# pcmcia all of a sudden

## cf25

i had been successfully running gentoo with my current setup for i dont know how long but now i have problems.  when it boots up i get

starting pcmcia .....

cardmgr[4842]: no pcmcia driver in /proc/devices

cardmgr failed to start. make sure that you have pcmcia loaded either as a module or built into the kernel

bringing eth0 up...

dhcpcd[4849]: dhcpStart: ioctl SIOCGIFHWADDR: No such device

failed to bring eth0 up

obviously this gives me problems since now i cannot get on the network or fiddle around on the internet.  HELP!

----------

## cranch

Have you recompiled your kernel lately?

----------

## cf25

sure haven't.  i have not done anything really.

----------

## masseya

You could always re-compile pcmcia-cs from the source you have already downloaded on your machine and then double check your setup files.

----------

## cf25

how do i emerge that package?  it automatically tries to download it if i emerge pcmcia-cs, and if i emerge /usr/portage/distfiles/pcmcia-cs it pukes too.  it is there though.

----------

## cf25

i have the following lines in my /etc/modules.autoload

i82365 

pcmcia-core

ds 

and this has always worked.  now as it attempts to load these at startup i see it saying "failed to load xxx" where xxx is each of those things.  once it boots up i can type in 

# insmod pcmcia_core 

# insmod i82365 

# insmod ds 

# cardmgr -f

and it works like a charm.  whats up with that?

----------

## masseya

Well, I would change the order of the modules in modules.autoload to match what you did to get it to work after you booted.
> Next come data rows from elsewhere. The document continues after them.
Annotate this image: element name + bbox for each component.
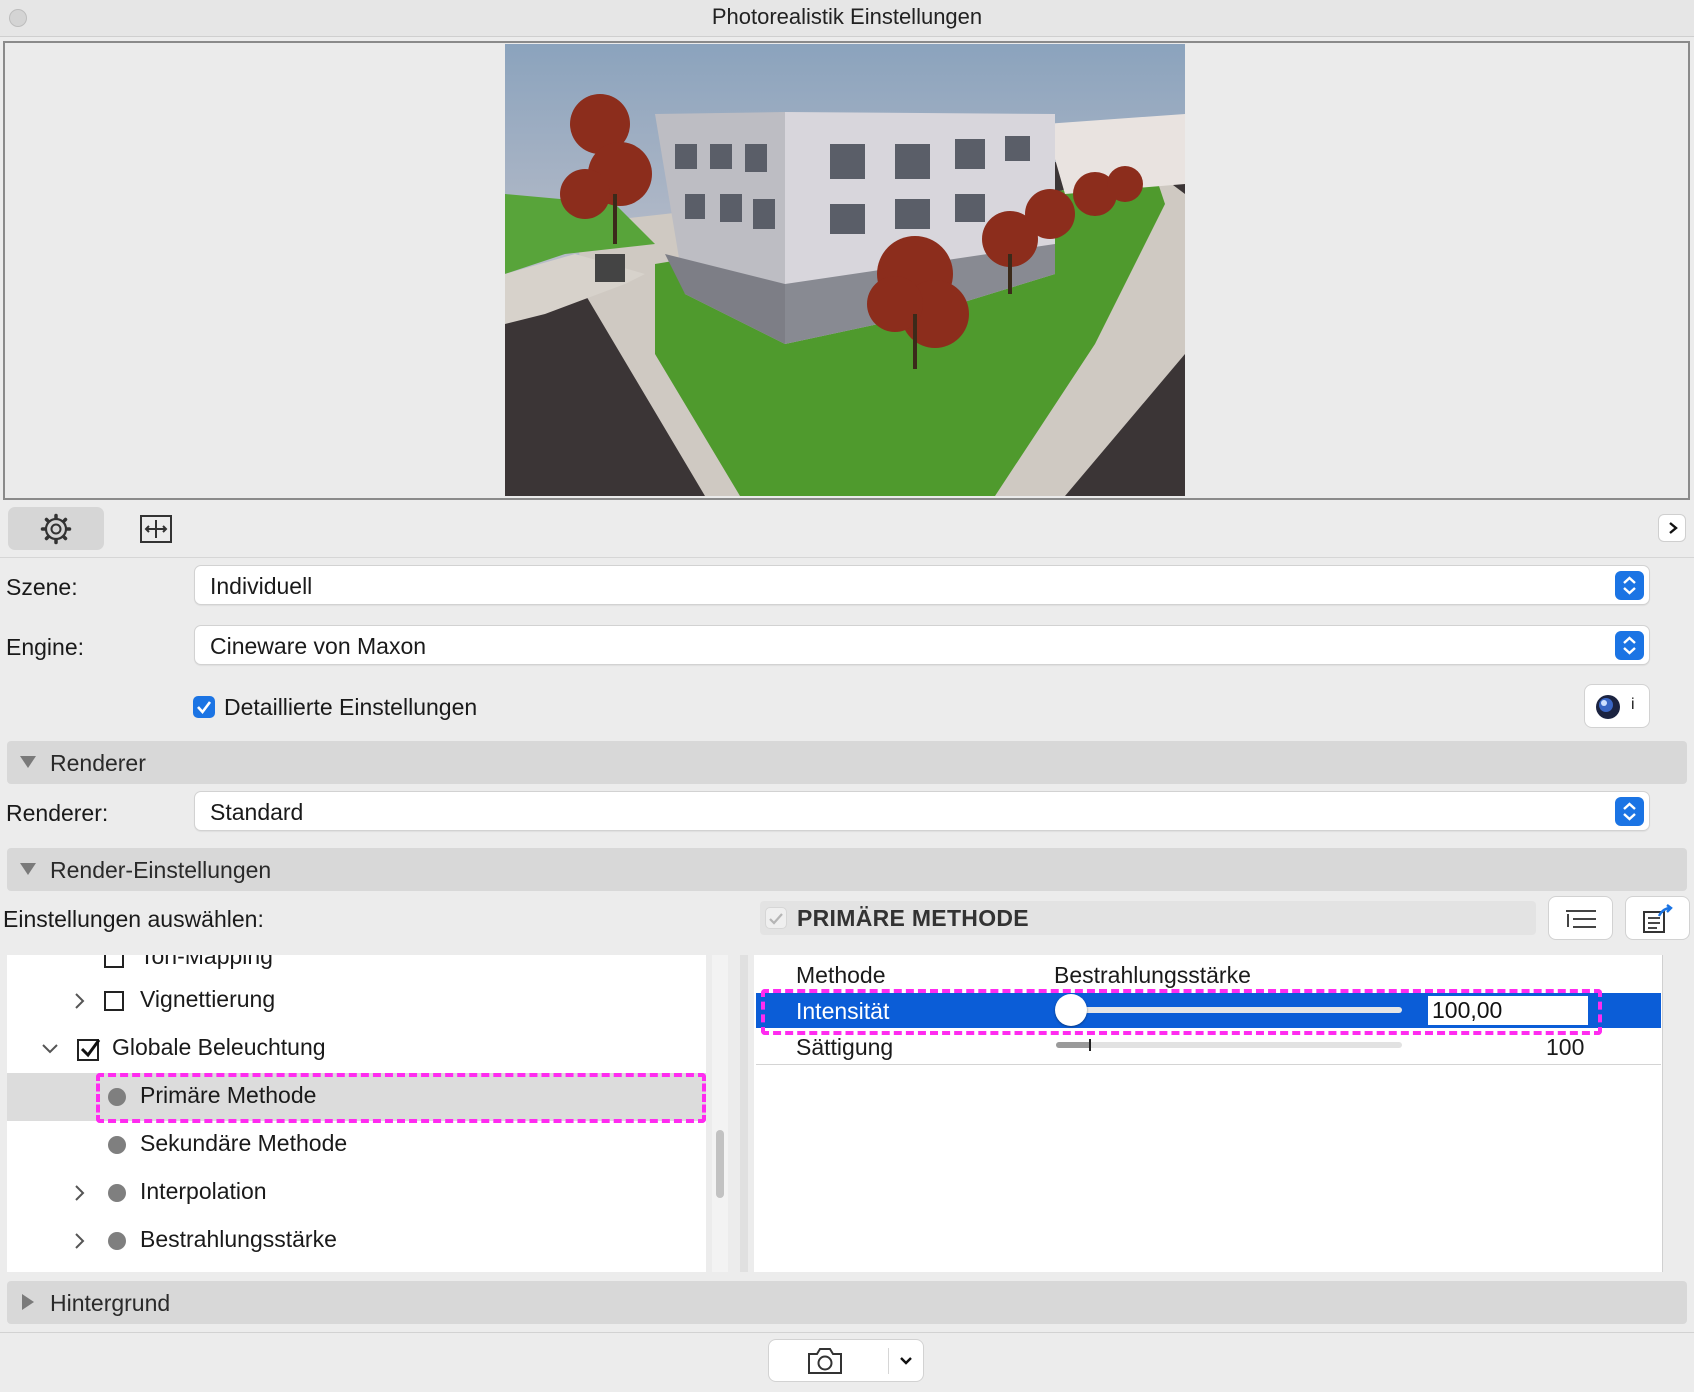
background-section-header[interactable]: Hintergrund (7, 1281, 1687, 1324)
detailed-settings-checkbox[interactable] (193, 696, 215, 718)
tree-item-label: Primäre Methode (140, 1082, 317, 1108)
chevron-right-icon (75, 1233, 85, 1249)
window-title: Photorealistik Einstellungen (711, 4, 983, 29)
disclosure-down-icon (20, 756, 36, 768)
tree-item-interpolation[interactable]: Interpolation (7, 1169, 706, 1217)
tree-item-label: Sekundäre Methode (140, 1130, 348, 1156)
render-button[interactable] (768, 1339, 924, 1382)
tree-item-secondary-method[interactable]: Sekundäre Methode (7, 1121, 706, 1169)
intensity-slider-thumb[interactable] (1055, 994, 1087, 1026)
render-settings-section-header[interactable]: Render-Einstellungen (7, 848, 1687, 891)
tree-item-irradiance[interactable]: Bestrahlungsstärke (7, 1217, 706, 1265)
intensity-label: Intensität (796, 998, 890, 1024)
camera-icon (808, 1348, 842, 1374)
tree-item-primary-method[interactable]: Primäre Methode (7, 1073, 706, 1121)
row-separator (756, 1064, 1661, 1065)
saturation-label: Sättigung (796, 1034, 894, 1060)
vignetting-checkbox[interactable] (104, 991, 124, 1011)
cineware-info-button[interactable]: i (1584, 684, 1650, 728)
engine-value: Cineware von Maxon (210, 633, 427, 659)
scene-value: Individuell (210, 573, 313, 599)
bullet-icon (108, 1136, 126, 1154)
list-icon (1566, 910, 1596, 928)
expand-panel-button[interactable] (1658, 514, 1686, 542)
renderer-label: Renderer: (6, 800, 109, 826)
checkmark-icon (769, 913, 783, 925)
chevron-down-icon[interactable] (899, 1356, 913, 1366)
scene-label: Szene: (6, 574, 78, 600)
bullet-icon (108, 1184, 126, 1202)
renderer-section-header[interactable]: Renderer (7, 741, 1687, 784)
renderer-select[interactable]: Standard (194, 791, 1650, 831)
chevron-right-icon (75, 993, 85, 1009)
tree-item-label: Globale Beleuchtung (112, 1034, 326, 1060)
chevron-right-icon (1669, 522, 1678, 534)
stepper-icon (1615, 571, 1644, 600)
info-icon: i (1631, 696, 1635, 713)
stepper-icon (1615, 631, 1644, 660)
bottom-separator (0, 1332, 1694, 1333)
method-header-title: PRIMÄRE METHODE (797, 905, 1029, 931)
background-section-title: Hintergrund (50, 1290, 171, 1316)
checkmark-icon (80, 1039, 101, 1058)
split-divider[interactable] (740, 955, 748, 1272)
close-window-button[interactable] (9, 9, 27, 27)
saturation-value[interactable]: 100 (1546, 1034, 1584, 1061)
saturation-slider-marker[interactable] (1089, 1039, 1091, 1051)
settings-tree[interactable]: Ton-Mapping Vignettierung Globale Beleuc… (7, 955, 706, 1272)
chevron-down-icon (42, 1044, 58, 1054)
gear-icon (40, 513, 72, 544)
bullet-icon (108, 1088, 126, 1106)
render-preview-image (505, 44, 1185, 496)
tree-item-label: Interpolation (140, 1178, 267, 1204)
title-bar: Photorealistik Einstellungen (0, 0, 1694, 37)
saturation-slider-track[interactable] (1056, 1042, 1402, 1048)
frame-icon (140, 514, 172, 543)
scene-select[interactable]: Individuell (194, 565, 1650, 605)
global-illumination-checkbox[interactable] (77, 1039, 101, 1061)
engine-select[interactable]: Cineware von Maxon (194, 625, 1650, 665)
engine-label: Engine: (6, 634, 85, 660)
intensity-input[interactable]: 100,00 (1428, 996, 1588, 1025)
export-icon (1643, 904, 1673, 933)
method-prop-label: Methode (796, 962, 886, 988)
intensity-slider-track[interactable] (1056, 1007, 1402, 1013)
settings-tab-button[interactable] (8, 507, 104, 550)
render-settings-section-title: Render-Einstellungen (50, 857, 272, 883)
tree-item-vignetting[interactable]: Vignettierung (7, 977, 706, 1025)
stepper-icon (1615, 797, 1644, 826)
renderer-section-title: Renderer (50, 750, 146, 776)
tree-item-label: Ton-Mapping (140, 955, 273, 969)
render-button-divider (888, 1348, 889, 1374)
saturation-slider-fill (1056, 1042, 1090, 1048)
detailed-settings-label: Detaillierte Einstellungen (224, 694, 478, 720)
chevron-right-icon (75, 1185, 85, 1201)
renderer-value: Standard (210, 799, 304, 825)
bullet-icon (108, 1232, 126, 1250)
checkmark-icon (197, 701, 212, 715)
method-prop-value[interactable]: Bestrahlungsstärke (1054, 962, 1251, 989)
tone-mapping-checkbox[interactable] (104, 955, 124, 968)
tree-item-label: Vignettierung (140, 986, 276, 1012)
tree-scrollbar-thumb[interactable] (716, 1130, 724, 1198)
tree-item-global-illumination[interactable]: Globale Beleuchtung (7, 1025, 706, 1073)
list-view-button[interactable] (1548, 896, 1613, 940)
tree-item-label: Bestrahlungsstärke (140, 1226, 337, 1252)
tree-scrollbar[interactable] (712, 955, 728, 1272)
toolbar-separator (0, 557, 1694, 558)
size-tab-button[interactable] (120, 507, 192, 550)
disclosure-down-icon (20, 863, 36, 875)
export-settings-button[interactable] (1625, 896, 1690, 940)
select-settings-label: Einstellungen auswählen: (3, 906, 264, 932)
method-header: PRIMÄRE METHODE (760, 901, 1536, 935)
method-enabled-checkbox[interactable] (765, 907, 787, 929)
disclosure-right-icon (22, 1294, 34, 1310)
cinema4d-logo-icon (1596, 695, 1620, 719)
If that doesn't work and you want to re-emerge pcmcia-cs from the source you have downloaded, you can trick it by checking the version that you have downloaded and masking everything higher than that in your /usr/portage/profiles/package.mask file.

----------

## cf25

i appreciate the help.  that is the order that i use after boot up.  no success.  i emerged pcmcia-cs.  that didn't work either.  i'm really confused here.

----------